I hadn't looked at the details closely, but if we can squeeze out the
padding space without any loss of intelligibility, sure let's do so.
I still say that's independent of whether to adopt this patch though.
> but it's smaller (althoug there's plenty trailing space).
I think you're supposing that these things are independently palloc'd, but
they aren't --- dynahash lays them out in arrays without palloc padding.
> IDK, we, including you, very often make largely independent improvements
> to make the cost of something else more palpable. Why's that not OK
> here?
When we do that, we aren't normally talking about overheads as high as
25% (even more, if it's measured as I think it ought to be). What I'm
concerned about is that the patch is being advocated for cases where
there are lots of LOCALLOCK entries --- which is exactly where the
space overhead is going to hurt the most.
> Especially because we're not comparing to an alternative where no
> cost is added, keeping track of e.g. a running average of the hashtable
> size isn't free either; nor does it help in the intermittent cases.

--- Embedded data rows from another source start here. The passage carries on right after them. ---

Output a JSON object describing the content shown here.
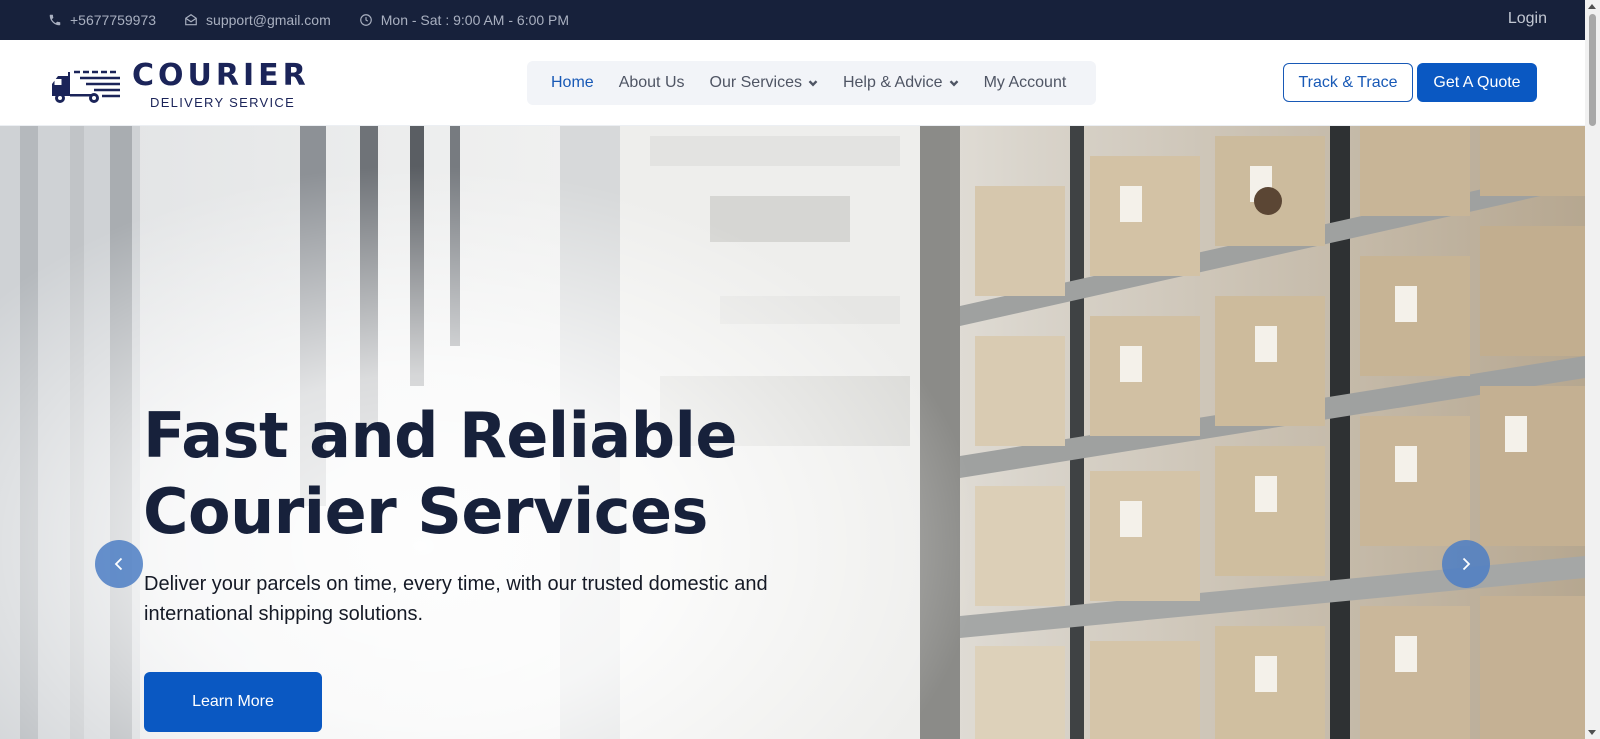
{
  "topbar": {
    "phone": "+5677759973",
    "email": "support@gmail.com",
    "hours": "Mon - Sat : 9:00 AM - 6:00 PM",
    "login_label": "Login"
  },
  "logo": {
    "brand": "COURIER",
    "tagline": "DELIVERY SERVICE"
  },
  "nav": {
    "items": [
      {
        "label": "Home",
        "active": true,
        "dropdown": false
      },
      {
        "label": "About Us",
        "active": false,
        "dropdown": false
      },
      {
        "label": "Our Services",
        "active": false,
        "dropdown": true
      },
      {
        "label": "Help & Advice",
        "active": false,
        "dropdown": true
      },
      {
        "label": "My Account",
        "active": false,
        "dropdown": false
      }
    ]
  },
  "actions": {
    "track_label": "Track & Trace",
    "quote_label": "Get A Quote"
  },
  "hero": {
    "title_line1": "Fast and Reliable",
    "title_line2": "Courier Services",
    "subtitle": "Deliver your parcels on time, every time, with our trusted domestic and international shipping solutions.",
    "cta_label": "Learn More",
    "background": "warehouse shelves with cardboard boxes"
  },
  "icons": {
    "phone": "phone-icon",
    "email": "envelope-icon",
    "hours": "clock-icon",
    "prev": "chevron-left-icon",
    "next": "chevron-right-icon",
    "dropdown": "chevron-down-icon"
  },
  "colors": {
    "topbar_bg": "#17213b",
    "primary": "#0a58c2",
    "heading": "#17213b",
    "nav_bg": "#f2f4f8",
    "nav_active": "#1859b6"
  }
}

What I was hoping for --- though perhaps it's not achievable --- was
statistical overhead amounting to just a few more instructions per
transaction. Adding dlist linking would add more instructions per
hashtable entry/removal, which seems like it'd be a substantially
bigger time penalty. As for the intermittent-usage issue, that largely
depends on the details of the when-to-reset heuristic, which we don't
have a concrete design for yet. But I could certainly imagine it waiting
for a few transactions before deciding to chomp.
Anyway, I'm not trying to veto the patch in this form, just suggesting
that there are alternatives worth thinking about.